CAREER: Entanglement of Active Polymers

NONTECHNICAL SUMMARY

This award supports theoretical, mathematical, and computational research, and education on active polymers which can drive biological function by exerting forces and changing their shape. Biological cells contain active polymers - long filamentous molecules - that can consume energy and change connectivity and architecture during the cell cycle. The PI aims to develop a method that can provide insight into the dynamic reorganization of such systems.

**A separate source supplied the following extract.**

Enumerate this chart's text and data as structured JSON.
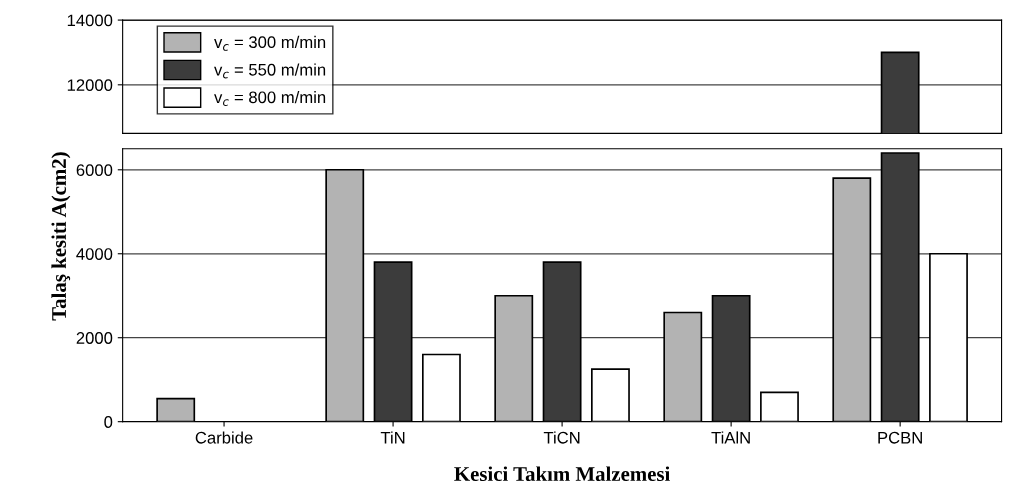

The PI aims to investigate whether the many-chain geometry and topology of these filaments in combination with active interconnections among polymers alone can describe key elements that account for the mechanics of active matter filaments in many contexts. This research examines this hypothesis using an approach that involves mathematical ideas from the field of topology and computer simulation to obtain results that can be compared to experiments.

The PI aims to use rigorous methods from mathematics to understand, model, and eventually control how polymer filaments entangle in active physical systems with biological applications. This project will lead to a better understanding of living matter and will advance the smart manufacturing of new soft glassy materials.

This project also supports outreach activities, including public talks, university outreach programs, and the Challenger STEM Center, which can present aspects of the research to a potentially wide audience. Software and simulation techniques developed through this project will be shared broadly with the community. Results will be presented by the PI and her students at interdisciplinary conferences, including those organized by the PI.

Additionally, the PI is strongly committed to broadening participation of underrepresented minorities and women in STEM; new courses will be developed to train interdisciplinary scientists in 21st-century mathematical tools. TECHNICAL SUMMARY

Active matter is used to classify a range of physical systems that are driven out of equilibrium by the presence of ''active'' constituents that exert forces by dissipating energy. Conventional polymer physics arguments provide limited understanding of the dynamic reorganization of such systems. A challenge in the field is to connect properties of isolated filaments to properties of a collection of filaments.

This relates to a big challenge in the field of entangled polymers, which is how to measure entanglement of open curves in 3-space. This project will use topology, modeling, and simulation to measure topological entanglement in active matter filaments and provide a new model for its mechanics. This research advances knowledge and breaks existing technical barriers (1) in topology by defining and studying the Jones polynomial of a collection of open curves in 3-space and in systems employing Periodic Boundary Conditions and (2) in understanding entanglement effects in materials science and biology, by providing a new model for the viscoelastic response of active matter filaments.

This work is aimed to lead to predictive modeling of the behavior of such systems with the possibility of controlling their functions by judicious selection of their chemical compositions and structures, for example, by changing the number of active cross-links or the type of cross-linking motifs.

This award is jointly funded through the Condensed Matter and Materials Theory Program in the Division of Materials Research, and the Topology and Mathematical Biology Programs in the Division of Mathematical Sciences.

This award reflects NSF's statutory mission and has been deemed worthy of support through evaluation using the Foundation's intellectual merit and broader impacts review criteria.